/dsc-seaborn-dc-ds-071519

Primary LanguageJupyter NotebookOtherNOASSERTION

Seaborn

Introduction

In this lesson, we'll be introduced to a second, more powerful data visualization library, Seaborn!

Objectives

You will be able to:

  • Understand the relationship between Seaborn and Matplotlib, and when to use each
  • Create basic visualizations with Seaborn

What is Seaborn?

Seaborn is a Data Visualization library that makes it really, really easy to create professional-quality statistical visualizations with only one or two lines of code. Seaborn also makes it really easy to modify the aesthetics of a plot, so that we can make sure all of our visualizations are eye-catching and easy to interpret, which isn't always the case with Matplotlib.

Seaborn and Matplotlib

If seaborn is so awesome, you may be wondering why we bothered teaching you Matplotlib at all! The answer is that Seaborn is not a competing library--it's actually built on top of Matplotlib! Whereas Matplotlib provides the basic functionality for creating plots and filling them with different kinds of shapes and colors, Seaborn takes this functionality a step farther by providing a bunch of ready-made mathematical visualizations that are commonly used in Data Science. Best of all, Seaborn is written to be simple to use and easy to understand, so most visualizations only take 1 or 2 lines of code!

The plot on the left is a standard plot from Matplotlib. The plot on the right is from Seaborn. What a difference!

png png

When to Use Each

When you're just performing some basic EDA and exploring a dataset, there are times when matplotlib may be most useful to you. If that's the case, don't be afraid to stick to matplotlib. However, Seaborn shines in two particular areas--providing ready-made plots for statistical analysis, and making beautiful plots for presenting to others. Perhaps, during your EDA, you want to see the regression line between two features. If that's the case, Seaborn should be your choice, because it only takes a single line of code, whereas Matplotlib would be more complicated.

When it comes to presentations, it is highly recommended to use Seaborn. Whether in a PowerPoint Presentation or just a Jupyter Notebook you'll be making publicly available, Seaborn visualizations are easier on the eyes, and worth the time. As a rule of thumb, if you plan on showing the plot to other people, consider using Seaborn.

Basic Plots with Seaborn

Like any python library, the first thing we have to do to use Seaborn is to import it. The standard alias for Seaborn is sns. Once we've imported Seaborn, most visualizations are as simple as calling the function for the plot we want, and passing in the data and necessary parameters.

The main parameter you'll need to specify is data. This would be where you pass in your DataFrame. Some plots, such as a boxplot, don't need more than that--Seaborn can usually figure the rest out on its own (depending on the shape and complexity of your data). For bivariate plots that show the relationship between two different columns, you'll need to specify which column should be used for the x-axis and which should be used for the y-axis.

Let's look at some examples from the Seaborn documentation.

Simple Univariate Boxplot

import seaborn as sns

tips = sns.load_dataset('tips') # Seaborn comes prepackaged with several different datasets that are great for visualizing!

boxplot = sns.boxplot(data=tips["total_bill"])
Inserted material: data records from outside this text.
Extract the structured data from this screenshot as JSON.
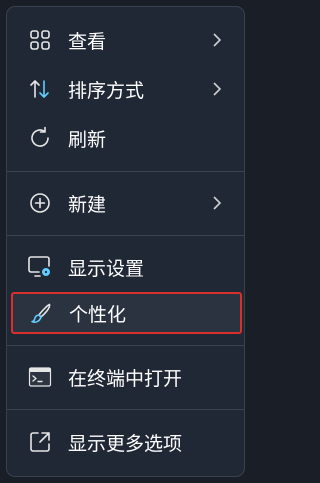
{
  "menu": {
    "items": [
      {
        "label": "查看",
        "icon": "view-grid-icon",
        "has_submenu": true
      },
      {
        "label": "排序方式",
        "icon": "sort-arrows-icon",
        "has_submenu": true
      },
      {
        "label": "刷新",
        "icon": "refresh-icon",
        "has_submenu": false
      },
      {
        "label": "新建",
        "icon": "new-plus-icon",
        "has_submenu": true
      },
      {
        "label": "显示设置",
        "icon": "display-settings-icon",
        "has_submenu": false
      },
      {
        "label": "个性化",
        "icon": "personalize-brush-icon",
        "has_submenu": false,
        "highlighted": true
      },
      {
        "label": "在终端中打开",
        "icon": "terminal-icon",
        "has_submenu": false
      },
      {
        "label": "显示更多选项",
        "icon": "more-options-icon",
        "has_submenu": false
      }
    ]
  },
  "colors": {
    "menu_bg": "#212835",
    "text": "#ffffff",
    "highlight_border": "#d9302c",
    "accent": "#60cdff"
  }
}
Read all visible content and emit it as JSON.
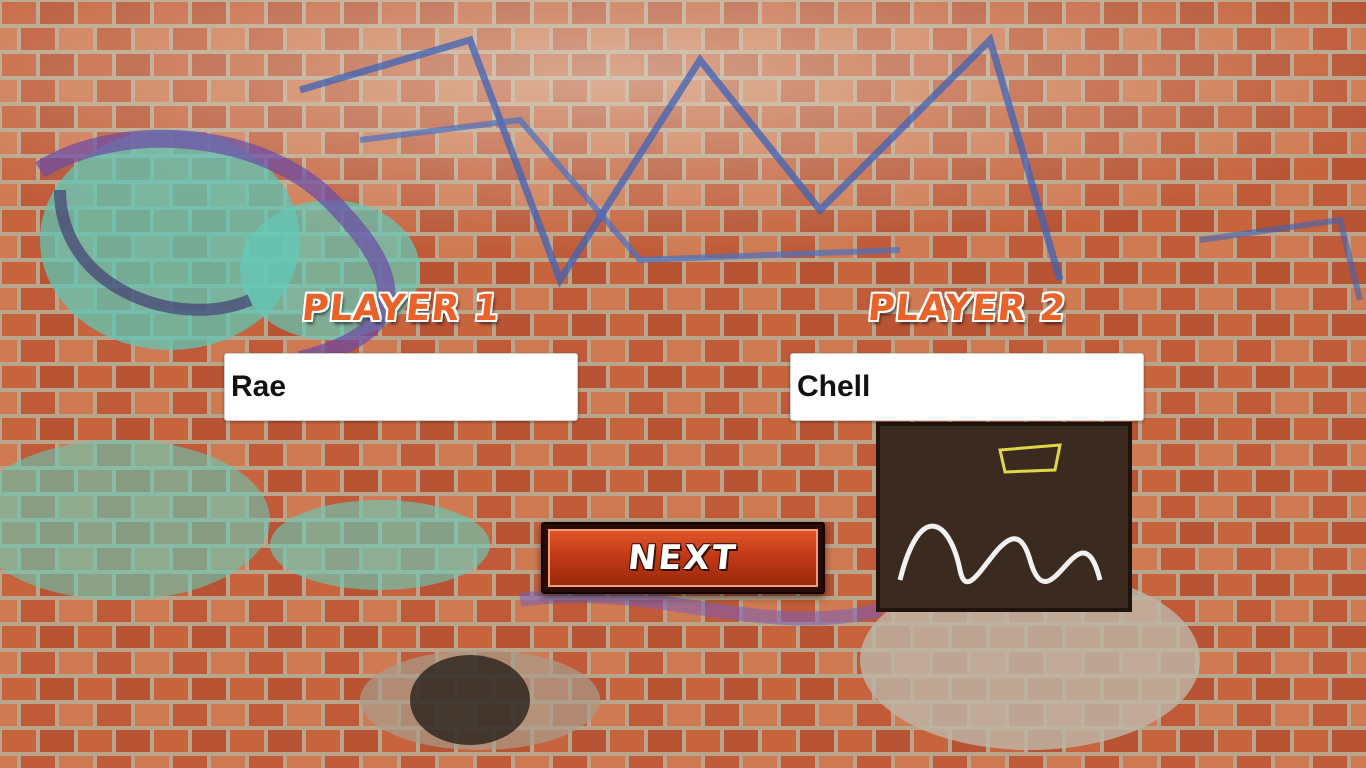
{
  "player1": {
    "label": "PLAYER 1",
    "name_value": "Rae"
  },
  "player2": {
    "label": "PLAYER 2",
    "name_value": "Chell"
  },
  "next_button": {
    "label": "NEXT"
  },
  "colors": {
    "label_orange": "#e8622a",
    "button_red": "#c23a16",
    "button_border_dark": "#2a0a04"
  },
  "background": {
    "description_icon": "graffiti-brick-wall"
  }
}
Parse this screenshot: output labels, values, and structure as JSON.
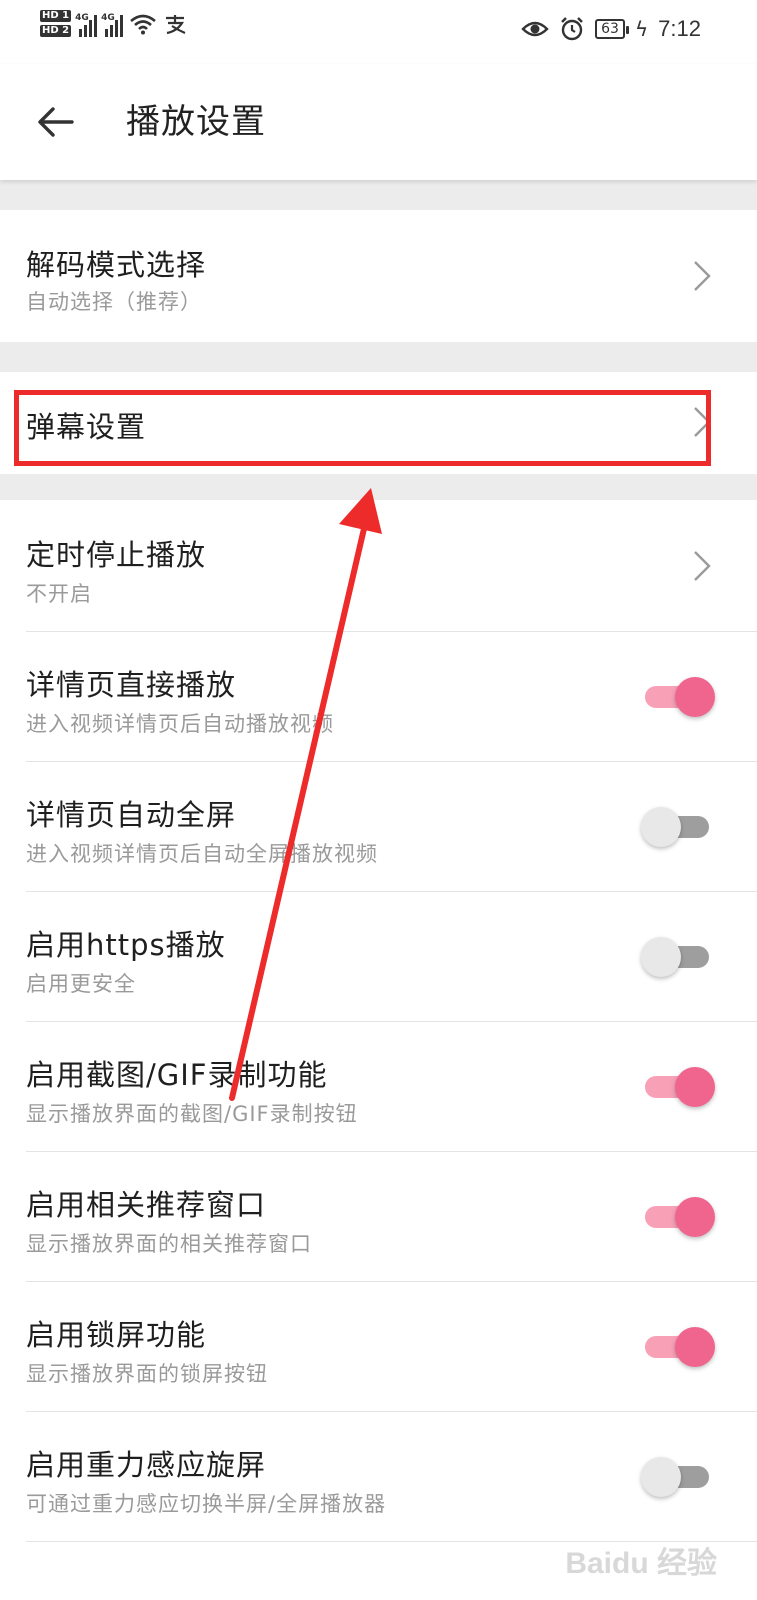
{
  "status_bar": {
    "hd1": "HD 1",
    "hd2": "HD 2",
    "net1": "4G",
    "net2": "4G",
    "battery": "63",
    "time": "7:12",
    "icons": [
      "eye-icon",
      "alarm-icon",
      "wifi-icon",
      "alipay-icon"
    ]
  },
  "header": {
    "title": "播放设置"
  },
  "settings": {
    "decode": {
      "title": "解码模式选择",
      "subtitle": "自动选择（推荐）"
    },
    "danmaku": {
      "title": "弹幕设置"
    },
    "timer": {
      "title": "定时停止播放",
      "subtitle": "不开启"
    },
    "items": [
      {
        "title": "详情页直接播放",
        "subtitle": "进入视频详情页后自动播放视频",
        "enabled": true
      },
      {
        "title": "详情页自动全屏",
        "subtitle": "进入视频详情页后自动全屏播放视频",
        "enabled": false
      },
      {
        "title": "启用https播放",
        "subtitle": "启用更安全",
        "enabled": false
      },
      {
        "title": "启用截图/GIF录制功能",
        "subtitle": "显示播放界面的截图/GIF录制按钮",
        "enabled": true
      },
      {
        "title": "启用相关推荐窗口",
        "subtitle": "显示播放界面的相关推荐窗口",
        "enabled": true
      },
      {
        "title": "启用锁屏功能",
        "subtitle": "显示播放界面的锁屏按钮",
        "enabled": true
      },
      {
        "title": "启用重力感应旋屏",
        "subtitle": "可通过重力感应切换半屏/全屏播放器",
        "enabled": false
      }
    ]
  },
  "colors": {
    "toggle_on": "#f0658e",
    "annotation": "#ee2b2b"
  },
  "watermark": "Baidu 经验"
}
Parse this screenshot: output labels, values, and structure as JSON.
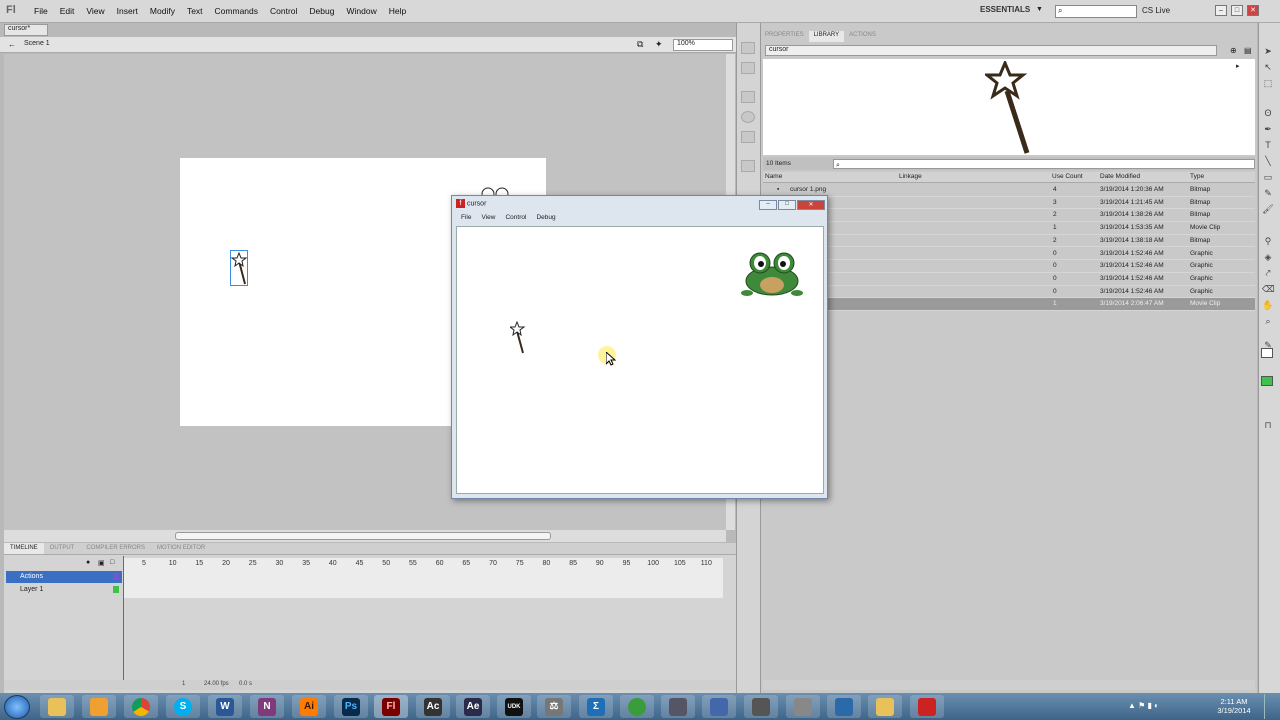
{
  "app": {
    "logo": "Fl"
  },
  "menu": [
    "File",
    "Edit",
    "View",
    "Insert",
    "Modify",
    "Text",
    "Commands",
    "Control",
    "Debug",
    "Window",
    "Help"
  ],
  "workspace": "ESSENTIALS",
  "cs_live": "CS Live",
  "document_tab": "cursor*",
  "scene": "Scene 1",
  "zoom": "100%",
  "timeline": {
    "tabs": [
      "TIMELINE",
      "OUTPUT",
      "COMPILER ERRORS",
      "MOTION EDITOR"
    ],
    "frame_numbers": [
      "5",
      "10",
      "15",
      "20",
      "25",
      "30",
      "35",
      "40",
      "45",
      "50",
      "55",
      "60",
      "65",
      "70",
      "75",
      "80",
      "85",
      "90",
      "95",
      "100",
      "105",
      "110"
    ],
    "layers": [
      "Actions",
      "Layer 1"
    ],
    "footer": {
      "frame": "1",
      "fps": "24.00 fps",
      "time": "0.0 s"
    }
  },
  "right_panel": {
    "tabs": [
      "PROPERTIES",
      "LIBRARY",
      "ACTIONS"
    ],
    "library_name": "cursor",
    "item_count": "10 Items",
    "columns": [
      "Name",
      "Linkage",
      "Use Count",
      "Date Modified",
      "Type"
    ],
    "rows": [
      {
        "name": "cursor 1.png",
        "count": "4",
        "date": "3/19/2014 1:20:36 AM",
        "type": "Bitmap"
      },
      {
        "name": "",
        "count": "3",
        "date": "3/19/2014 1:21:45 AM",
        "type": "Bitmap"
      },
      {
        "name": "",
        "count": "2",
        "date": "3/19/2014 1:38:26 AM",
        "type": "Bitmap"
      },
      {
        "name": "",
        "count": "1",
        "date": "3/19/2014 1:53:35 AM",
        "type": "Movie Clip"
      },
      {
        "name": "",
        "count": "2",
        "date": "3/19/2014 1:38:18 AM",
        "type": "Bitmap"
      },
      {
        "name": "",
        "count": "0",
        "date": "3/19/2014 1:52:46 AM",
        "type": "Graphic"
      },
      {
        "name": "",
        "count": "0",
        "date": "3/19/2014 1:52:46 AM",
        "type": "Graphic"
      },
      {
        "name": "",
        "count": "0",
        "date": "3/19/2014 1:52:46 AM",
        "type": "Graphic"
      },
      {
        "name": "",
        "count": "0",
        "date": "3/19/2014 1:52:46 AM",
        "type": "Graphic"
      },
      {
        "name": "",
        "count": "1",
        "date": "3/19/2014 2:06:47 AM",
        "type": "Movie Clip"
      }
    ]
  },
  "swf_window": {
    "title": "cursor",
    "menu": [
      "File",
      "View",
      "Control",
      "Debug"
    ]
  },
  "taskbar": {
    "icons": [
      "S",
      "W",
      "N",
      "Ai",
      "Ps",
      "Fl",
      "Ac",
      "Ae",
      "UDK",
      "⚖",
      "Σ"
    ],
    "time": "2:11 AM",
    "date": "3/19/2014"
  },
  "colors": {
    "frog": "#3f8a3a",
    "wand": "#3a2a1a",
    "accent": "#2b6fc2",
    "selected_row": "#9a9a9a"
  }
}
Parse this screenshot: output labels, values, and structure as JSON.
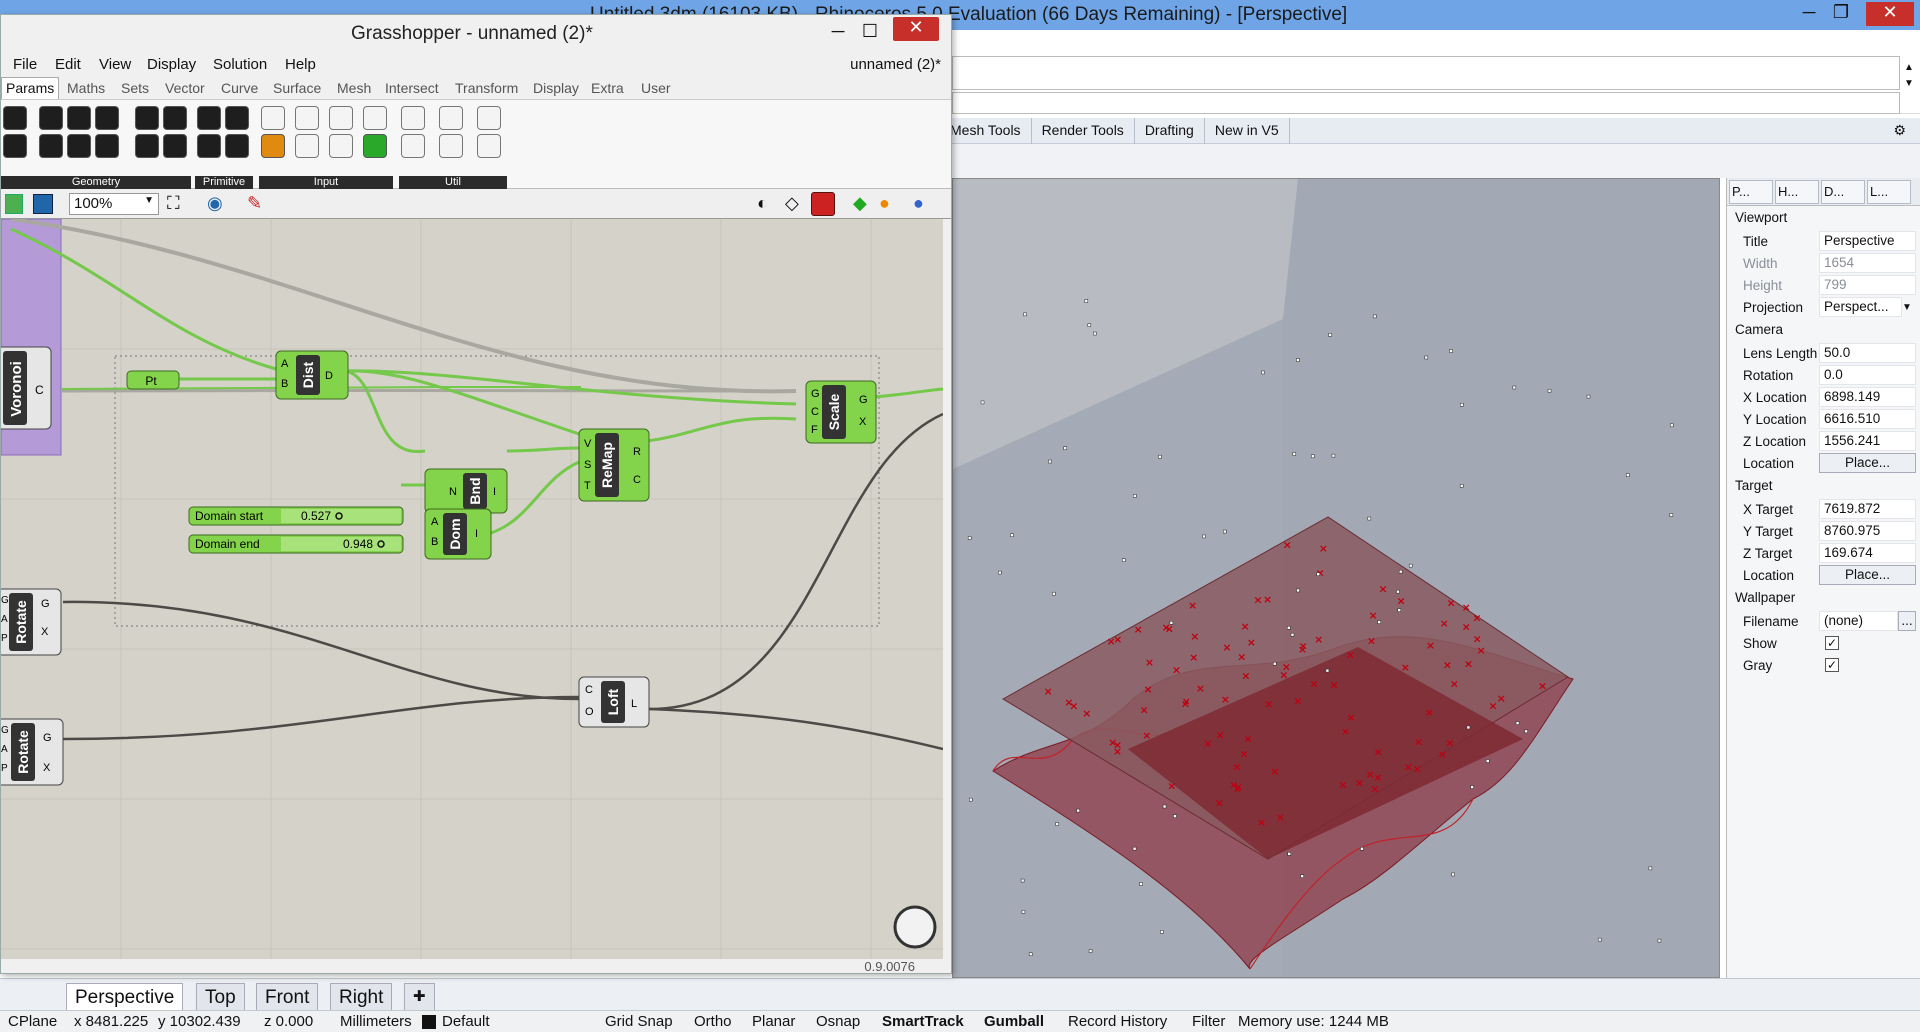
{
  "rhino": {
    "title": "Untitled.3dm (16103 KB) - Rhinoceros 5.0 Evaluation (66 Days Remaining) - [Perspective]",
    "tabs": [
      "Mesh Tools",
      "Render Tools",
      "Drafting",
      "New in V5"
    ],
    "viewport_tabs": [
      "Perspective",
      "Top",
      "Front",
      "Right"
    ],
    "props_tabs": [
      "P...",
      "H...",
      "D...",
      "L..."
    ],
    "props": {
      "viewport_heading": "Viewport",
      "title_label": "Title",
      "title_value": "Perspective",
      "width_label": "Width",
      "width_value": "1654",
      "height_label": "Height",
      "height_value": "799",
      "projection_label": "Projection",
      "projection_value": "Perspect...",
      "camera_heading": "Camera",
      "lens_label": "Lens Length",
      "lens_value": "50.0",
      "rotation_label": "Rotation",
      "rotation_value": "0.0",
      "xloc_label": "X Location",
      "xloc_value": "6898.149",
      "yloc_label": "Y Location",
      "yloc_value": "6616.510",
      "zloc_label": "Z Location",
      "zloc_value": "1556.241",
      "location_label": "Location",
      "place_label": "Place...",
      "target_heading": "Target",
      "xt_label": "X Target",
      "xt_value": "7619.872",
      "yt_label": "Y Target",
      "yt_value": "8760.975",
      "zt_label": "Z Target",
      "zt_value": "169.674",
      "wallpaper_heading": "Wallpaper",
      "filename_label": "Filename",
      "filename_value": "(none)",
      "browse_label": "...",
      "show_label": "Show",
      "gray_label": "Gray",
      "check_glyph": "✓"
    },
    "status": {
      "cplane": "CPlane",
      "x": "x 8481.225",
      "y": "y 10302.439",
      "z": "z 0.000",
      "units": "Millimeters",
      "layer": "Default",
      "grid_snap": "Grid Snap",
      "ortho": "Ortho",
      "planar": "Planar",
      "osnap": "Osnap",
      "smarttrack": "SmartTrack",
      "gumball": "Gumball",
      "record_history": "Record History",
      "filter": "Filter",
      "memory": "Memory use: 1244 MB"
    }
  },
  "grasshopper": {
    "title": "Grasshopper - unnamed (2)*",
    "menu": [
      "File",
      "Edit",
      "View",
      "Display",
      "Solution",
      "Help"
    ],
    "doc_name": "unnamed (2)*",
    "tabs": [
      "Params",
      "Maths",
      "Sets",
      "Vector",
      "Curve",
      "Surface",
      "Mesh",
      "Intersect",
      "Transform",
      "Display",
      "Extra",
      "User"
    ],
    "ribbon_groups": [
      "Geometry",
      "Primitive",
      "Input",
      "Util"
    ],
    "zoom": "100%",
    "version": "0.9.0076",
    "nodes": {
      "voronoi": {
        "name": "Voronoi",
        "out": "C"
      },
      "pt": {
        "name": "Pt"
      },
      "dist": {
        "name": "Dist",
        "in": [
          "A",
          "B"
        ],
        "out": "D"
      },
      "bnd": {
        "name": "Bnd",
        "in": "N",
        "out": "I"
      },
      "remap": {
        "name": "ReMap",
        "in": [
          "V",
          "S",
          "T"
        ],
        "out": [
          "R",
          "C"
        ]
      },
      "scale": {
        "name": "Scale",
        "in": [
          "G",
          "C",
          "F"
        ],
        "out": [
          "G",
          "X"
        ]
      },
      "dom": {
        "name": "Dom",
        "in": [
          "A",
          "B"
        ],
        "out": "I"
      },
      "rotate1": {
        "name": "Rotate",
        "in": [
          "G",
          "A",
          "P"
        ],
        "out": [
          "G",
          "X"
        ]
      },
      "rotate2": {
        "name": "Rotate",
        "in": [
          "G",
          "A",
          "P"
        ],
        "out": [
          "G",
          "X"
        ]
      },
      "loft": {
        "name": "Loft",
        "in": [
          "C",
          "O"
        ],
        "out": "L"
      }
    },
    "sliders": [
      {
        "label": "Domain start",
        "value": "0.527"
      },
      {
        "label": "Domain end",
        "value": "0.948"
      }
    ]
  }
}
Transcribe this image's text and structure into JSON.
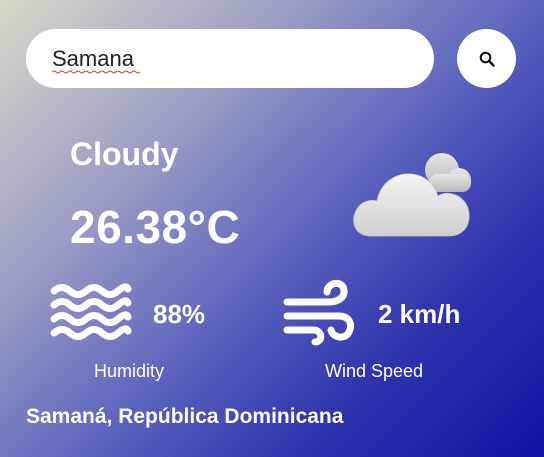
{
  "search": {
    "value": "Samana",
    "placeholder": "",
    "button_icon": "search-icon"
  },
  "weather": {
    "condition": "Cloudy",
    "temperature": "26.38°C",
    "icon": "cloud-icon"
  },
  "humidity": {
    "value": "88%",
    "label": "Humidity",
    "icon": "waves-icon"
  },
  "wind": {
    "value": "2 km/h",
    "label": "Wind Speed",
    "icon": "wind-icon"
  },
  "location": "Samaná, República Dominicana",
  "colors": {
    "gradient_start": "#d8d9c8",
    "gradient_end": "#0c13a3",
    "text": "#ffffff"
  }
}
Boxplot Grouped by Categorical Variable

sns.boxplot(x="day", y="total_bill", data=tips)

More Complex Boxplot with Nest Grouping of Categorical Variables

sns.boxplot(x="day", y="total_bill", hue="smoker", data=tips, palette="Set3")

Regression Plots

One of the coolest features of Seaborn is the ability to create complex plots like Regression Plots, which automatically perform regression and fit a line to your data. We'll learn to create these ourselves in the next lab--as you'll see, it's quite simple!

Summary

In this lesson, we learned all about Seaborn!